Confesso di aver pensato, solamente per un attimo fuggente, che un nucleo importante del dibattito che a più voci si è levato sul problema del ‘passaporto sanitario’ fosse uno degli effetti «collaterali» del coronavirus.

Un governatore sardo propone una Sardigna Covid-19 Free solo per turisti sani, accompagnati da un passaporto sanitario senza il quale non si potrà prendere il volo (presumo anche treno e nave). Il sindaco Sala ricorda con stile l’apporto milanese alle fortune del turismo sardo: non sappiamo se si riferisca alle iniziative alberghiere e petrolifere dei Moratti, del corregionale Nino Rovelli, alle seconde case usate prima dell’esplosione definitiva della pandemia. Da Torino, noblesse oblige, si privilegia un registro più storico: la Presidente del Museo Egizio Evelina Christillin (ex- ufficio stampa Fiat per diversi anni) vuole riesumare il passaporto della trisnonna, ricordando l’infausto regno sardo piemontese; il documento dovrebbe essere scaduto, e sarebbe comunque opportuno che non lo usasse il 28 aprile, alla festa regionale de ‘Sa Die de Sa Sardigna’, che ricorda la cacciata dei piemontesi dall’isola. Ha minacciato di andarsene in Romagna, e la mia solidarietà ai romagnoli è totale.

Ma non sono effetti collaterali del maligno virus. Si tratta di frutto preesistente al Covid 19: segno fausto perché la riemersione del normale pensiero e livello politico è indizio del calo della pandemia; infausto per la sua qualità, che si ritrova in una gara fra spiagge. Massimo Fini, anch’esso lombardo, partecipa a questo agone dispensando insulti al mare della Sardegna, che piace a molti ma non a lui (è un suo diritto, e anche nostro: fortunatamente andrà altrove).

La proposta del governatore Solinas, da gazebo mercantile retrodunale, sembra – al di là di un eventuale rischio costituzionale – demagogica e oscura (chi rilascerebbe questo passaporto e con quale validità di evidenze) e segno di un autonomismo poco efficace, a meno che non si vogliano accompagnare i turisti sani, dopo salutari abluzioni marine, a respirare un po’ di aria pura a Macchiareddu, Sarroch, Porto Vesme o i fumi di ciò che resta del petrolchimico di Porto Torres: certo, con qualche rischio per il passaporto, ma si può sempre rimediare con il dono di qualche FFP3.

Pensate poi cosa succederebbe se un turista documentatamente sano si beccasse il Covid-19 da un sardo asintomatico contagioso, agli effetti sulla stagione turistica e i suoi operatori: viviamo fra molte zone d’ombra, poco valutabili, anche per via delle differenziate e comunque deficitarie politiche sui test sierologici, riserva di caccia dei laboratori privati (quelli seri permettono, a chi può, di capire meglio la propria situazione sanitaria. A chi può), e la debolezza del sistema della sanità pubblica, che non può andare oltre a un pur utile saggio statistico di 150.000 test ed esegue pochi tamponi.

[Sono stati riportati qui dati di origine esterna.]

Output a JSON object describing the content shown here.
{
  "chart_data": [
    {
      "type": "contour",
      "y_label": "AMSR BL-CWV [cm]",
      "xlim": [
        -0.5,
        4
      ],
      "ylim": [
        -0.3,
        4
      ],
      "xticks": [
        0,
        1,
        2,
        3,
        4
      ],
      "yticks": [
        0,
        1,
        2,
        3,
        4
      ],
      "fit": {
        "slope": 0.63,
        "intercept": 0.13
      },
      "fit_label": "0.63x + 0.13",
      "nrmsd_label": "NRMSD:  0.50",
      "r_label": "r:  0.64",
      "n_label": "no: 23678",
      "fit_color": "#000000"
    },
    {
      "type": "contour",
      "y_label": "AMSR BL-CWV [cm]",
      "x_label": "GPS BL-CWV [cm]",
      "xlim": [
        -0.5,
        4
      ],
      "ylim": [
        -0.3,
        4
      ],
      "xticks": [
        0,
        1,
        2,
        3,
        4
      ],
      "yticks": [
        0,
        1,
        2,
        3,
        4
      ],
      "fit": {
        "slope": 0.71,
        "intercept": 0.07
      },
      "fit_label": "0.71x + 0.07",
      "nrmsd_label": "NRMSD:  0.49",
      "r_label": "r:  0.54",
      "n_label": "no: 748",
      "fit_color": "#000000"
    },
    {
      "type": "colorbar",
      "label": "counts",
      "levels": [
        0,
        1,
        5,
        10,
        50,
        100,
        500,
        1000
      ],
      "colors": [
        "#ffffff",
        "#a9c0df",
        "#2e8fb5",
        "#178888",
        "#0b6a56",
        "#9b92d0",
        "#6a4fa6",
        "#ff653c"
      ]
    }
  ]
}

In questa surreale discussione, centralismo, regionalismo e indipendentismo sono etichette; non pratiche, pur diverse, coerenti.

Si nota piuttosto un particolarismo da modelli cortensi, dove si legge, come in un sierologico fatto bene, la presenza di un vecchio virus anti-sardo, anch’esso coronato, e il legame di qualche isolano con le corti del nord.

Resta quasi da sognare un centralismo che voglia costruire una sanità pubblica smembrata, spolpata e distrutta; strumenti di salute legati alla vita accessibili e gratuiti (invece di sottoscrizioni lanciate dalla tv nazionale); e la ripresa di un indipendentismo solidale, aperto al mondo, che voglia risanare territorio e popolo. Sogno ancora più difficile, il contenersi della stupidità e dell’arroganza.

In questo singolare dibattito l’archeologo vede nel campo di macerie tre reperti dominanti: il riproporsi, in nuove polverizzazioni, della questione meridionale e gli intrecci con la questione sarda; la prevalenza degli interessi privati su quelli di comunità; le differenze di classe.

Cosa si può fare di fronte a tutto questo? Speriamo che la storia ci metta, se non una pezza, almeno un tampone.